David Cameron has announced millions pounds of investment in further collaborations between the UK and Israel and  hailed the tech partnership between the countries as “the strongest of any in the world”.

Netanyahu met with Cameron at his Jerusalem office.

Netanyahu met with Cameron at his Jerusalem office.

The new financial commitments were announced as the prime minister flew into Tel Aviv for his first visit to the country since entering Downing Street. Over the coming 36 hours he is expected to address the Knesset and hold talks with the Benjamin Netanyahu and Shimon Peres before travelling to Bethlehem to meet Mahmoud Abbas.

While Cameron will push leaders on both sides to take the difficult steps to secure peace – which he has described as a “great prize” – another focus of the visit will be on enhancing the already strong bilateral relationship on tech, innovation and research.  He will announce £5 million collaboration between the Technology Strategy Board and the Israeli Industry Centre for R&D to support innovative companies working to bring new tech products and medical devices to market, while £1m in joint funding from the two governments will be unveiled to expand research into new areas regenerative medicine.

Cameron – who is accompanied by leading business figures including the head of the London Stock Exchange – said: “There’s a real opportunity to strengthen our commercial relationship with Israel. Our tech partnership is the strongest of any in the world and we should capitalise on this – creating more jobs back in Britain and delivering economic security for hard-working families.”

It’s also been announced that Israeli medical company Teva will inject £12 million into clinical trials in the UK and £600,000 into research on dementia. Apos Therapy will invest £10m in opening new branches in Bristol and the North East.  The PM will set out further UK support to create business opportunities and jobs in the Palestinian territories including grants for 90 companies to target foreign investors and £1.5million for skills training for 1,000 refugee women in Gaza.

Turning his attention to the ongoing Israeli-Palestinian talks, Cameron said: “Secretary Kerry’s efforts to secure agreement on a negotiating framework that could lead to peace are entering a critical phase. And I’ll be using my visit to support those peace efforts. I want to encourage Prime Minister Netanyahu and President Abbas to build on the strong leadership they have shown so far and to take the final difficult steps towards peace.
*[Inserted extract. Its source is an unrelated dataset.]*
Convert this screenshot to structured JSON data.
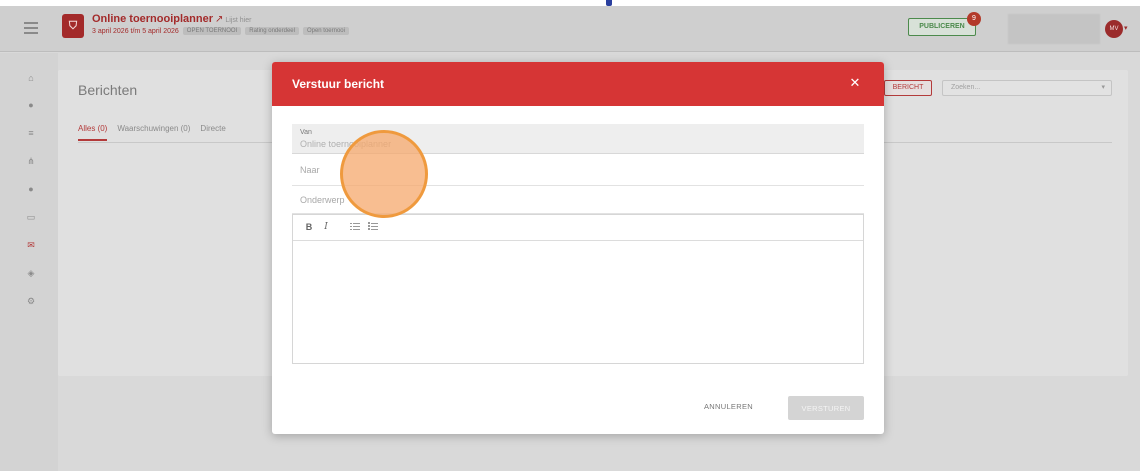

“The prize could be great: a stable, prosperous Middle East with a sovereign and viable Palestinian State living in peace alongside a secure Israel at the heart of it. A secure future. A prosperous future. That’s what we should all set our sights on.”  The Prime Minister will also be accompanied by five members of his Holocaust Commission – including chair Mick Davis, survivor Ben Helfgott and broadcaster Natasha Kaplinsky – will use the visit to gather evidence of innovative Holocaust commemoration and education in Israel.

Speaking to reporters in his flight to Tel Aviv, Mr Cameron said: “I think Britain is a very strong friend of Israel and I am a staunch defender and supporter of Israel. I have always made that clear.”